Why is it when goals are shared, they are usually given in these huge, scary, seemingly insurmountable numbers? The first time it happened to me, I was a young manager taking over a branch in a depressed socio-economic area of my city. When I saw the huge numbers, I completely panicked and felt defeated before I even started. Ironically, that was just the opposite effect from what the goal was supposed to have!

Goals are more than just the numbers given to you by management – they are the lifeblood of having a sustainable company. As managers, we must embrace goal setting and devote the appropriate time to plan our execution to achieve our goals. Goal setting is like most things in life – you’ll get out of it what you put into it! Let’s take a look at three tips for better goal setting:

  • Breaking Goals into Manageable Bites
  • Action Steps
  • Tracking

Breaking Goals into Manageable Bites

Do you know how to eat an elephant? One bite at a time! You do the same thing with big goals. Break them down into more manageable bites. An annual goal can be broken down into quarterly, monthly, weekly, even daily targets – use as small an increment as you need. Are you setting goals for a team of five? Break it down to per person per day. Flying solo on the goals? You can break it down by hour, if that is the bite size that best fits your personality.

For me, I have found starting with quarterly helps. If that is still too big or unwieldy to manage for you, as I said you can go to monthly, then weekly then daily if necessary. See how much more manageable $10,000,000 seems when broken down to the daily level.

  • $10,000,000/365 = $27,397.26
  • Now break it down for your team of five.
  • §$27,397.26/5 = $5579.45
  • $5,600 per person per day seems much more doable than $10,000,000, doesn’t it?

Action Steps

Now that you have your goals broken down into more manageable bites, how are you going to achieve them? This is where action steps come in. Action steps make up the meat of your plan. They give you the road map to achieve your goals. Plan your work and work your plan…in order to achieve our goals!

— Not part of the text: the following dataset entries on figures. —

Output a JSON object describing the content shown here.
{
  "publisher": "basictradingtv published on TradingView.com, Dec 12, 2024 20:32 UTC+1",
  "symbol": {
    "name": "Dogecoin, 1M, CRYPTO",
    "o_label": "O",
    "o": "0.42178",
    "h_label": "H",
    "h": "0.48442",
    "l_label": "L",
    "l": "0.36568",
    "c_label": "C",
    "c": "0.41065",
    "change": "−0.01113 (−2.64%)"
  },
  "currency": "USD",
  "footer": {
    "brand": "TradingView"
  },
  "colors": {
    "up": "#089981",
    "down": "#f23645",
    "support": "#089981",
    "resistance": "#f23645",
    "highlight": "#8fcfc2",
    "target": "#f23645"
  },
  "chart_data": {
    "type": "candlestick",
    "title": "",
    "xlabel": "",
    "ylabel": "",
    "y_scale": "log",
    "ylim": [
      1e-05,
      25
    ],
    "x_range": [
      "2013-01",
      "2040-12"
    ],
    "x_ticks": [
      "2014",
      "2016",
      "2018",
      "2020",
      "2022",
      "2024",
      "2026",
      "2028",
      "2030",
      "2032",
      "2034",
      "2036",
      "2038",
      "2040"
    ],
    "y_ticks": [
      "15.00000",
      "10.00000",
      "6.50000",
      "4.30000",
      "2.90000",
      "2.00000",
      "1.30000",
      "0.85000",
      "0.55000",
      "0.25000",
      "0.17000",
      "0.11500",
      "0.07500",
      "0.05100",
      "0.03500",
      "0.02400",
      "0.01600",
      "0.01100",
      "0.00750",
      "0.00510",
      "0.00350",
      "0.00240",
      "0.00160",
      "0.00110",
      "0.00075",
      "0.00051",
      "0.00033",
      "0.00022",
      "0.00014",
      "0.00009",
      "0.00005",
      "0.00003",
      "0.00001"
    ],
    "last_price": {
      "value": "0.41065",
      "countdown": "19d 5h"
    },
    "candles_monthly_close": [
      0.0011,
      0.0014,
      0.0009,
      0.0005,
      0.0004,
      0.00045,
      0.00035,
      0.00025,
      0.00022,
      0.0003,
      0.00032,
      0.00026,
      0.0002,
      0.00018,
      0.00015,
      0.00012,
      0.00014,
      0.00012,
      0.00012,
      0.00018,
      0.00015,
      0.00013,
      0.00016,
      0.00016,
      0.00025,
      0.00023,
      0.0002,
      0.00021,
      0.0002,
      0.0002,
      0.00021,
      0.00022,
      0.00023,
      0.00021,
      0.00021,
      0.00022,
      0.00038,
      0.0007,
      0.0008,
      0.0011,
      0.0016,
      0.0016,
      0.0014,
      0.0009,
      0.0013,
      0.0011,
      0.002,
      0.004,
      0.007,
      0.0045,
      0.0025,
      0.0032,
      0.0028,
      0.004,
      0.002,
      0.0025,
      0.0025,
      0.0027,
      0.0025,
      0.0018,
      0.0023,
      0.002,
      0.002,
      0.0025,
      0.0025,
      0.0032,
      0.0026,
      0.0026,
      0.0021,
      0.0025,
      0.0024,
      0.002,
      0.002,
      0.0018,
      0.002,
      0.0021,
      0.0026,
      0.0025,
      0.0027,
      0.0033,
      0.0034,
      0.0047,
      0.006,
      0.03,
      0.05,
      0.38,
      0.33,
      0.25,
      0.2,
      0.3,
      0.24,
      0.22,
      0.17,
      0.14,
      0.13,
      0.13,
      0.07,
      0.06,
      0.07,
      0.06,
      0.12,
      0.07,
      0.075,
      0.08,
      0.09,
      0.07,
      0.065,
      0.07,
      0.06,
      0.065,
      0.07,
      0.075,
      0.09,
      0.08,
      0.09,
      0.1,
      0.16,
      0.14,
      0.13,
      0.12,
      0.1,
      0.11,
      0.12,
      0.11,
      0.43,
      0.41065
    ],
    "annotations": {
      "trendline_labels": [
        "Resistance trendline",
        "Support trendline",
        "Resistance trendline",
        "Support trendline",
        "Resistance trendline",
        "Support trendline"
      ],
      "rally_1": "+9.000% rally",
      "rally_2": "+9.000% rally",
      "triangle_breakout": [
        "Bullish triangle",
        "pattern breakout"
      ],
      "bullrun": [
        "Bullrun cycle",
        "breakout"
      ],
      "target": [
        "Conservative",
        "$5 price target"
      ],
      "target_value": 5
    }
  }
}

When I received a goal of training 10,000 people, I almost had a heart attack. Then I sat down and thought about what that meant. Next I worked on my action steps to achieve that lofty goal.

In this particular situation, I thought about who, what, when, where and how. These helped me think through the different audiences, the components needed for each audience and the production schedule to make them happen. The result was a training program nominated for a public relations award that year!


Goals are great. Results are more important. How do we know the results? Why, tracking, of course. The old adage “you cannot manage what you do not measure” is true! Track progress towards your goals with appropriate frequency (daily, weekly, monthly, etc.). Don’t just look at the actual numbers, though. Look at the action steps, too. I frequently found that numbers fell short when the action steps were circumvented. A good plan (action steps) can’t deliver if it isn’t followed.

I’ve found it helps to create a fun visual for tracking purposes. Just looking at numbers can be boring. Once I used a puzzle. Each incremental improvement in the efficiency achieved put a new piece of the puzzle in place. Once the puzzle was complete, our team got a special treat that was revealed by the completed puzzle. It got to the point where my team was asking me every day when I was going to update the puzzle.

While I’ve primarily been focused on goal setting in a work environment, these tips apply across the board. Want to save money for a special trip or a new car? These tips will work. How about losing weight (my perennial favorite)? If you break down your goal, follow your plan, and track your progress - these tips will work for weight loss, too!

At the end of the day, just remember, when faced with a seemingly insurmountable goal, even an elephant can be eaten one bite at a time.